The 16th Century French Calendar
One theory is that it originated in France. In 1564, the government decided to move the New Year from March 31 to January 1. Whether it was by decree or just something the people thought of, jokes and pranks were concocted on those who refused to adjust or forgot the new date.
The most popular prank was to place paper fish on the rear of these folks. They were known as Poisson d’Avril (April Fish). The history of April Fools Day thus began in France, according to this theory.
Some researchers feel that its origins can be traced to the spring festivals celebrated by various ancient cultures. In ancient civilizations it was marked by playfulness, merry making and jokes. Roles of masters and servants were reversed and the roles of parents and children interchanged. These practices may have originated in Roman times. Eventually it spread to Europe and became the event we know today.
Some of the Roman festivals that may have influenced it could have been the Saturnalia, which was marked by drinking and dancing and the Feast of Fools.
There are some researchers who trace the history of April Fools Day in mythology. One theory is that it originated in Roman myths. Some have suggested that when Persephone (Proserpina) was abducted by Hades, she screamed for her mother Ceres. Ceres didn’t realize that her daughter was in the Underworld and searched for her fruitlessly on Earth. Thus the foolish search became the basis for the event.
Some believe that the practice began in Britain. In the 1630s, the law stated that wherever King John walked, the land would automatically be turned into a public property.
One day the King was headed for the town of Gotham. The citizens were terrified to lose their lands. When the King sent soldiers ahead of him, they reported strange activities. According to this version of the history of April Fools Day, the locals pretended to be insane. The King fell for their antics and decided not to go there anymore. According to legend, their jokes became widely known and copied.
There are some who suggest it began in Germany. In 1530 financial leaders were supposed to meet and discuss monetary issues in Augsburg. It never happened. But some people had wagered it would happen and lost a lot of money. They were laughed at.

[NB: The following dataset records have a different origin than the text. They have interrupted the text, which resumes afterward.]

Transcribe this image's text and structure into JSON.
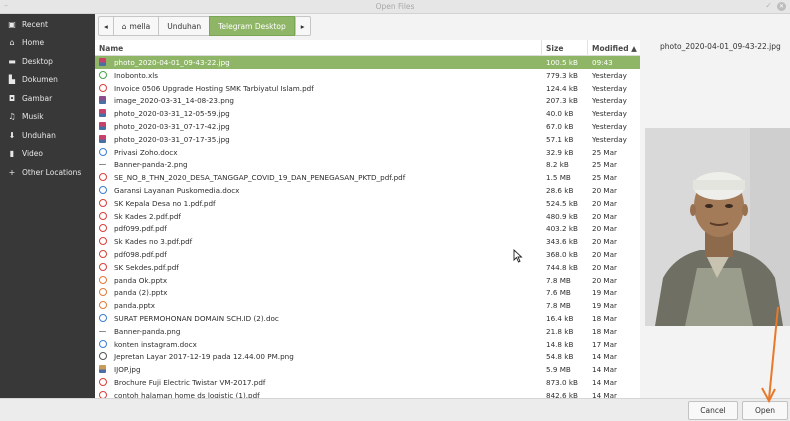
{
  "window": {
    "title": "Open Files"
  },
  "sidebar": {
    "items": [
      {
        "label": "Recent",
        "icon": "recent-icon"
      },
      {
        "label": "Home",
        "icon": "home-icon"
      },
      {
        "label": "Desktop",
        "icon": "desktop-icon"
      },
      {
        "label": "Dokumen",
        "icon": "document-icon"
      },
      {
        "label": "Gambar",
        "icon": "camera-icon"
      },
      {
        "label": "Musik",
        "icon": "music-icon"
      },
      {
        "label": "Unduhan",
        "icon": "download-icon"
      },
      {
        "label": "Video",
        "icon": "video-icon"
      },
      {
        "label": "Other Locations",
        "icon": "plus-icon"
      }
    ]
  },
  "pathbar": {
    "crumbs": [
      {
        "label": "mella"
      },
      {
        "label": "Unduhan"
      },
      {
        "label": "Telegram Desktop"
      }
    ]
  },
  "columns": {
    "name": "Name",
    "size": "Size",
    "modified": "Modified ▲"
  },
  "files": [
    {
      "name": "photo_2020-04-01_09-43-22.jpg",
      "size": "100.5 kB",
      "modified": "09:43",
      "type": "image",
      "color": "#c9416b"
    },
    {
      "name": "Inobonto.xls",
      "size": "779.3 kB",
      "modified": "Yesterday",
      "type": "spreadsheet",
      "color": "#4aa34a"
    },
    {
      "name": "Invoice 0506 Upgrade Hosting SMK Tarbiyatul Islam.pdf",
      "size": "124.4 kB",
      "modified": "Yesterday",
      "type": "pdf",
      "color": "#d9403a"
    },
    {
      "name": "image_2020-03-31_14-08-23.png",
      "size": "207.3 kB",
      "modified": "Yesterday",
      "type": "image",
      "color": "#8a4e8a"
    },
    {
      "name": "photo_2020-03-31_12-05-59.jpg",
      "size": "40.0 kB",
      "modified": "Yesterday",
      "type": "image",
      "color": "#c9416b"
    },
    {
      "name": "photo_2020-03-31_07-17-42.jpg",
      "size": "67.0 kB",
      "modified": "Yesterday",
      "type": "image",
      "color": "#c9416b"
    },
    {
      "name": "photo_2020-03-31_07-17-35.jpg",
      "size": "57.1 kB",
      "modified": "Yesterday",
      "type": "image",
      "color": "#c9416b"
    },
    {
      "name": "Privasi Zoho.docx",
      "size": "32.9 kB",
      "modified": "25 Mar",
      "type": "doc",
      "color": "#3f7dd1"
    },
    {
      "name": "Banner-panda-2.png",
      "size": "8.2 kB",
      "modified": "25 Mar",
      "type": "blank",
      "color": "#888888"
    },
    {
      "name": "SE_NO_8_THN_2020_DESA_TANGGAP_COVID_19_DAN_PENEGASAN_PKTD_pdf.pdf",
      "size": "1.5 MB",
      "modified": "25 Mar",
      "type": "pdf",
      "color": "#d9403a"
    },
    {
      "name": "Garansi Layanan Puskomedia.docx",
      "size": "28.6 kB",
      "modified": "20 Mar",
      "type": "doc",
      "color": "#3f7dd1"
    },
    {
      "name": "SK Kepala Desa no 1.pdf.pdf",
      "size": "524.5 kB",
      "modified": "20 Mar",
      "type": "pdf",
      "color": "#d9403a"
    },
    {
      "name": "Sk Kades 2.pdf.pdf",
      "size": "480.9 kB",
      "modified": "20 Mar",
      "type": "pdf",
      "color": "#d9403a"
    },
    {
      "name": "pdf099.pdf.pdf",
      "size": "403.2 kB",
      "modified": "20 Mar",
      "type": "pdf",
      "color": "#d9403a"
    },
    {
      "name": "Sk Kades no 3.pdf.pdf",
      "size": "343.6 kB",
      "modified": "20 Mar",
      "type": "pdf",
      "color": "#d9403a"
    },
    {
      "name": "pdf098.pdf.pdf",
      "size": "368.0 kB",
      "modified": "20 Mar",
      "type": "pdf",
      "color": "#d9403a"
    },
    {
      "name": "SK Sekdes.pdf.pdf",
      "size": "744.8 kB",
      "modified": "20 Mar",
      "type": "pdf",
      "color": "#d9403a"
    },
    {
      "name": "panda Ok.pptx",
      "size": "7.8 MB",
      "modified": "20 Mar",
      "type": "presentation",
      "color": "#e07a3b"
    },
    {
      "name": "panda (2).pptx",
      "size": "7.6 MB",
      "modified": "19 Mar",
      "type": "presentation",
      "color": "#e07a3b"
    },
    {
      "name": "panda.pptx",
      "size": "7.8 MB",
      "modified": "19 Mar",
      "type": "presentation",
      "color": "#e07a3b"
    },
    {
      "name": "SURAT PERMOHONAN DOMAIN SCH.ID (2).doc",
      "size": "16.4 kB",
      "modified": "18 Mar",
      "type": "doc",
      "color": "#3f7dd1"
    },
    {
      "name": "Banner-panda.png",
      "size": "21.8 kB",
      "modified": "18 Mar",
      "type": "blank",
      "color": "#888888"
    },
    {
      "name": "konten instagram.docx",
      "size": "14.8 kB",
      "modified": "17 Mar",
      "type": "doc",
      "color": "#3f7dd1"
    },
    {
      "name": "Jepretan Layar 2017-12-19 pada 12.44.00 PM.png",
      "size": "54.8 kB",
      "modified": "14 Mar",
      "type": "file",
      "color": "#555555"
    },
    {
      "name": "IJOP.jpg",
      "size": "5.9 MB",
      "modified": "14 Mar",
      "type": "image",
      "color": "#c99a5a"
    },
    {
      "name": "Brochure Fuji Electric Twistar VM-2017.pdf",
      "size": "873.0 kB",
      "modified": "14 Mar",
      "type": "pdf",
      "color": "#d9403a"
    },
    {
      "name": "contoh halaman home ds logistic (1).pdf",
      "size": "842.6 kB",
      "modified": "14 Mar",
      "type": "pdf",
      "color": "#d9403a"
    }
  ],
  "preview": {
    "filename": "photo_2020-04-01_09-43-22.jpg"
  },
  "buttons": {
    "cancel": "Cancel",
    "open": "Open"
  },
  "colors": {
    "accent": "#8fb667",
    "sidebar": "#383838",
    "annotation": "#e8792a"
  }
}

Another theory places its origin in the Netherlands. On the first day of April in 1572, the Dutch were able to take back the town of Den Briel away from the Spaniards. According to lore, pranks were played by the Dutch to recall the embarrassment of the Spaniards in losing.
The origin and history of April Fools Day is complex. Studying it can lead one into blind alleys. Regardless of how it started, it seems destined to become even more popular around the world.